Q Suppose I used the word CORA to mean whiskey and the Colonel here used the word AIM to mean whiskey, how would you analyze it?
OBJECTION: Mr. Woodcock. That is not a fair question. I object.
Mr. Gex: She is under cross-examination.
The Court: Just explain.
A If I did not receive anything except those two words, it would be impossible for me to state that one meant one thing and the other meant another thing, or that both meant the same thing. My business is to analyze material of which I have a sufficient amount to demonstrate with the scientific analysis applied. I do not state that I can solve anything.
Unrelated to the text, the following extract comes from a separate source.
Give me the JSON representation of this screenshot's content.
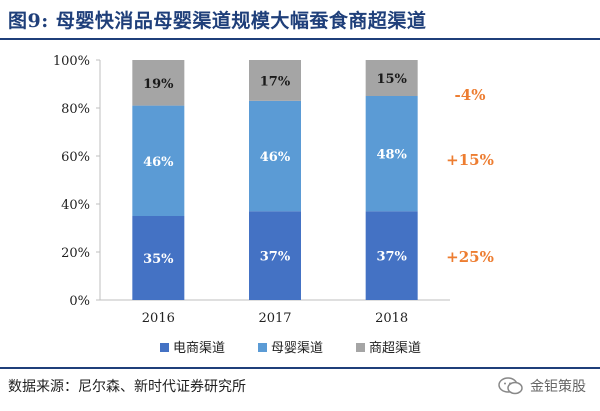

It depends upon the amount of material I have on the type of system used.
Q You would not tell this jury that the same symbols these gentlemen used to mean what you say, whiskey, beer, position, could not have been made up by people in code for transportation of women from Europe?
A Those symbols could have been
used for that purpose, yes.
BY THE COURT!
Q But you say that they were not used for that purpose in this case?
A Yes.
Q And you determined that from study of all symbols you used in their relation one to the other?
A Certainly.
After a five-day trial, Morrison, the two O’Neals, and two other smugglers were convicted, Goldberg and the others acquitted. Morrison, the ringleader, was sentenced to two years in the Federal Penitentiary at Atlanta and was fined $5,000 after his conviction was upheld by the United States Circuit Court of Appeals. And on June 28, 1933, Woodcock wrote the Secretary of the Treasury: “I am taking the liberty to bring to your attention the unusual service rendered by Mrs. Elizebeth Smith Friedman in the trial of the largest smuggling case which the Bureau of Prohibition made during the last two years…. Mrs. Friedman was summoned as an expert witness to testify as to the meaning of certain intercepted radio code messages…. Without their translations, I do not believe that this very important case could have been won.”